On the EP, Chika contextualizes her social awareness by explaining who she is, what she loves, why she’s the way that she is, and what she plans on pursuing in the future. As the first proper taste of who Chika is as an artist, her debut project has two functions. On one hand, it’s a gospel-inspired, deeply introspective look at the journey to get here and where it’s brought her now: from missing out on opportunities to perform on America’s Got Talent when she was 12 years old (“Balencies”) to attending the Roc Nation Brunch (“Songs About You”) and being introduced by Diddy as “best of the new school.”
Its other side is the necessary edge that explores her experiences in the music industry in detail. She’s learned a few things that she wants to share with listeners. “You’re never as bad as people say you are, and you’re never as good as people say you are,” she says. “So, obviously, as long as you’re proud of what you’re making of yourself and you don’t just give up on it because of a hard fight and it’s tedious work, you should be fine.”
She tells MTV News that there’s more to the story of the project’s titular games that she reveals on its actual songs. “I delve a lot into the way that the industry has affected every facet of my life,” she remarks. “That’s why it’s also a meaning of how the game has changed my entire life, on a personal level.” Her main takeaway? “To shut your ass up, because the things that you care about, most people do not.”
Industry Games took a year to make.

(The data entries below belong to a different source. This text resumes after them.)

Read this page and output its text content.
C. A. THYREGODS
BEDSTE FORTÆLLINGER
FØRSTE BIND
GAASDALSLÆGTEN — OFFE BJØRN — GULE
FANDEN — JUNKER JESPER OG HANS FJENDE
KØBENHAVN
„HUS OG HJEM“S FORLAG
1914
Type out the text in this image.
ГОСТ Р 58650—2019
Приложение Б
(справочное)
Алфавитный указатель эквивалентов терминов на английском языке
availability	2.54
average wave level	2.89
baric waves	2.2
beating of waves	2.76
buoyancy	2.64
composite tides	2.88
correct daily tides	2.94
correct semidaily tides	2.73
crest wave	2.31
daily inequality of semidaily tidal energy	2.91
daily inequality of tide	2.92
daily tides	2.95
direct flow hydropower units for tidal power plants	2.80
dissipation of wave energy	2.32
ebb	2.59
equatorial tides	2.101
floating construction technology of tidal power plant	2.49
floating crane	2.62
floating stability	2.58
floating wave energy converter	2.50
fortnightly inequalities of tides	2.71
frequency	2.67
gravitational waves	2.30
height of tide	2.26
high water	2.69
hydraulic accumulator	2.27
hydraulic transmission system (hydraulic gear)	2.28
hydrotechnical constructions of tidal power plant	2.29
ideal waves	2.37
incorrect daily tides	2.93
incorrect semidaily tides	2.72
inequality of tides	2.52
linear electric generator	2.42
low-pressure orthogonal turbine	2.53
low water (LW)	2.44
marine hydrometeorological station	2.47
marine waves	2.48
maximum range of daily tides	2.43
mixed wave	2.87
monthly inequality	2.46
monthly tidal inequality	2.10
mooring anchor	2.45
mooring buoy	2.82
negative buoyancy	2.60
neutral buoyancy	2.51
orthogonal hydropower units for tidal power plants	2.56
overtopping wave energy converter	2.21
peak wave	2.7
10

She began recording the LP in February 2019 after she’d just relocated to Los Angeles from Alabama. “From the top of the year to the end of the year, it was literally me being in and out of studios, recording and cycling through music that I made,” she says. “I was listening to my own unreleased tracks in order to basically affirm and decide what I was going to do on my project.”
SAGE, KESHA, AND CHIKA UNITE TO BREAK THE GUN-VIOLENCE CYCLE IN POWERFUL NEW VIDEO
Although Chika raps like a possessed Kendrick Lamar disciple who’s studied rap endlessly for decades, Industry Games is built around the sounds of the Pentecostal church and so much more. “I grew up in Alabama and the sound of gospel was all around me,” she says. “I didn’t grow up on hip-hop — it was reggae music, African music, gospel, and things like that.” She separates choir voices, church organs, and more from their religious origins to make into her own sound. But, Chika’s Industry Games isn’t designed to overwhelm; instead, she aims to introduce herself.
“I’m hoping that with the transparency I’m able to let listeners know more about me as a person and why I handle things the way that I do because of this fast-ass journey affecting me,” she says. “Also, that I’m here for the journey, and it’s going to look wild and ratchet at times, but that’s what they signed up for, so no regrets.”